Analysis of Algorithms: Motivation

1. Comparison of Spellcheck Solutions
2. Why Not Just Time the Programs?
2.1. Better than Timing

An important theme throughout this semester will be viewing the process of developing software as an engineering process. Now, engineers in traditional engineering disciplines, civil engineers, electrical engineers, and the like, face trade offs in developing a new product, trade offs in cost, performance, and quality. One of the jobs of an engineer is to look at competing proposals for the design of a new product and to estimate ahead of time the cost, the speed, the strength, the quality, etc. of products that would result from these competing designs.

Software developers face the same kinds of choices. Early on, you may have several alternative designs and need to make a decision about which of those designs to actually pursue. It's no good waiting until the program has already been implemented, written down in code. By then you've already committed to one design and invested significant resources into it.

How do we make these kinds of choices? In this course, we'll be looking at mathematical techniques for analyzing algorithms to determine what their speed will be. It will be important that we do this both with real algorithms already written into code and with proposed algorithms that have been given a much sketchier description, probably written in pseudocode.

Suppose that we worked for a company that was producing word processors and other text manipulation programs. They have decided to add an automatic spell-check feature to the product line. Our designers have considered the process of how to check a document for spelling errors (i.e., any words not in a "dictionary" of known words) and have proposed two different algorithms for finding the set of misspelled words within a target file.

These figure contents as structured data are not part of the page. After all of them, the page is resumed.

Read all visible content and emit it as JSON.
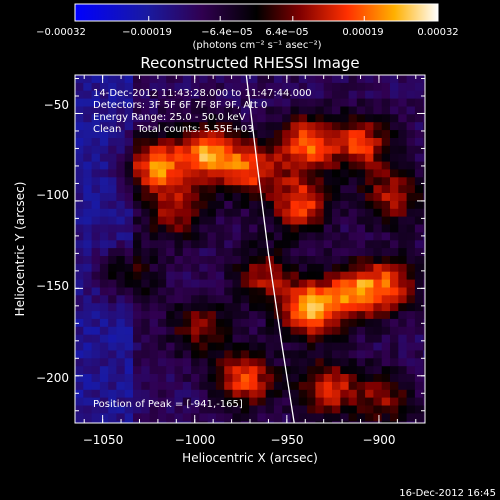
{
  "chart_data": {
    "type": "heatmap",
    "title": "Reconstructed RHESSI Image",
    "xlabel": "Heliocentric X (arcsec)",
    "ylabel": "Heliocentric Y (arcsec)",
    "xlim": [
      -1065,
      -875
    ],
    "ylim": [
      -227,
      -28
    ],
    "x_ticks": [
      {
        "value": -1050,
        "label": "−1050"
      },
      {
        "value": -1000,
        "label": "−1000"
      },
      {
        "value": -950,
        "label": "−950"
      },
      {
        "value": -900,
        "label": "−900"
      }
    ],
    "y_ticks": [
      {
        "value": -50,
        "label": "−50"
      },
      {
        "value": -100,
        "label": "−100"
      },
      {
        "value": -150,
        "label": "−150"
      },
      {
        "value": -200,
        "label": "−200"
      }
    ],
    "colorbar": {
      "range": [
        -0.00032,
        0.00032
      ],
      "tick_labels": [
        "−0.00032",
        "−0.00019",
        "−6.4e−05",
        "6.4e−05",
        "0.00019",
        "0.00032"
      ],
      "unit_label": "(photons cm⁻² s⁻¹ asec⁻²)"
    },
    "annotations": {
      "time_range": "14-Dec-2012 11:43:28.000 to 11:47:44.000",
      "detectors": "Detectors: 3F 5F 6F 7F 8F 9F, Att 0",
      "energy": "Energy Range: 25.0 - 50.0 keV",
      "clean": "Clean     Total counts: 5.55E+03",
      "peak": "Position of Peak = [-941,-165]"
    },
    "limb_curve": [
      {
        "x": -972,
        "y": -28
      },
      {
        "x": -966,
        "y": -80
      },
      {
        "x": -960,
        "y": -130
      },
      {
        "x": -953,
        "y": -180
      },
      {
        "x": -946,
        "y": -227
      }
    ],
    "hot_spots": [
      {
        "x": -1023,
        "y": -78,
        "intensity": 0.85
      },
      {
        "x": -995,
        "y": -70,
        "intensity": 0.9
      },
      {
        "x": -972,
        "y": -80,
        "intensity": 0.7
      },
      {
        "x": -942,
        "y": -65,
        "intensity": 0.85
      },
      {
        "x": -945,
        "y": -100,
        "intensity": 0.75
      },
      {
        "x": -912,
        "y": -65,
        "intensity": 0.7
      },
      {
        "x": -895,
        "y": -95,
        "intensity": 0.6
      },
      {
        "x": -940,
        "y": -160,
        "intensity": 1.0
      },
      {
        "x": -915,
        "y": -150,
        "intensity": 0.8
      },
      {
        "x": -895,
        "y": -145,
        "intensity": 0.6
      },
      {
        "x": -1040,
        "y": -140,
        "intensity": 0.45
      },
      {
        "x": -1000,
        "y": -170,
        "intensity": 0.5
      },
      {
        "x": -975,
        "y": -200,
        "intensity": 0.75
      },
      {
        "x": -930,
        "y": -205,
        "intensity": 0.7
      },
      {
        "x": -900,
        "y": -210,
        "intensity": 0.5
      },
      {
        "x": -1012,
        "y": -105,
        "intensity": 0.55
      },
      {
        "x": -965,
        "y": -140,
        "intensity": 0.55
      }
    ]
  },
  "timestamp": "16-Dec-2012 16:45"
}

In the first, shown here, we read words, one at a time, from the target file. Each word that is not in the dictionary gets added to the set of misspellings.

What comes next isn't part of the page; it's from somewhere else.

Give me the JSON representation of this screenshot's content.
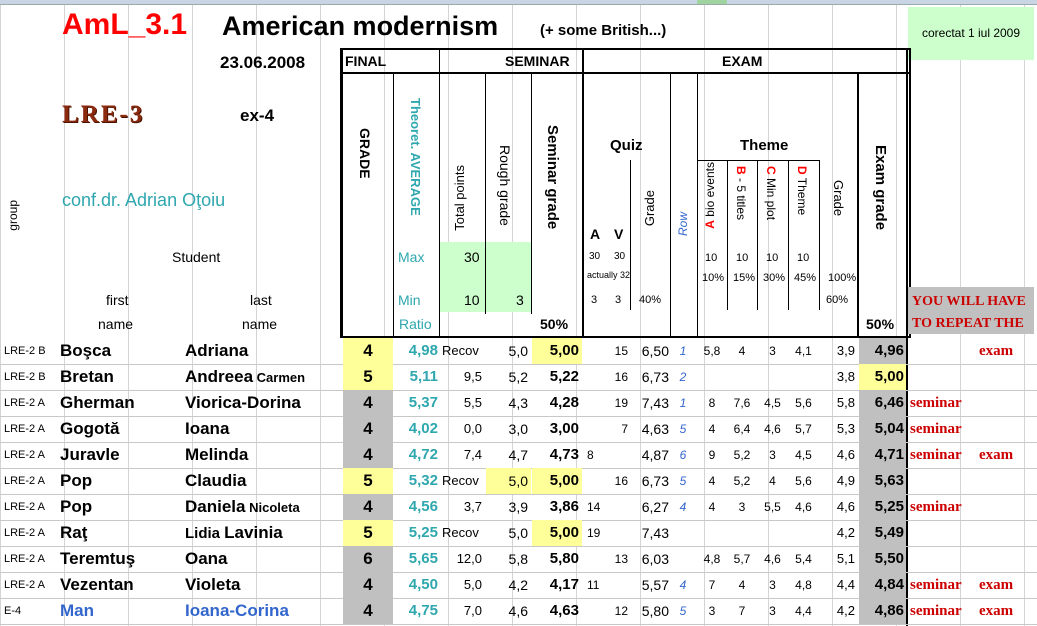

Some of the designers, however, have objected that the first algorithm will waste time by repeatedly looking up common words like "a", "the", etc., in the dictionary.

They suggest an alternative algorithm shown here. It works by first collecting all words from the document to form a concordance, an index of all the words taken from a document together with the locations where they were found. Then each word is checked just once against the dictionary, no matter how many times that word actually occurs within the target document.

So, which of these algorithms is likely to run faster?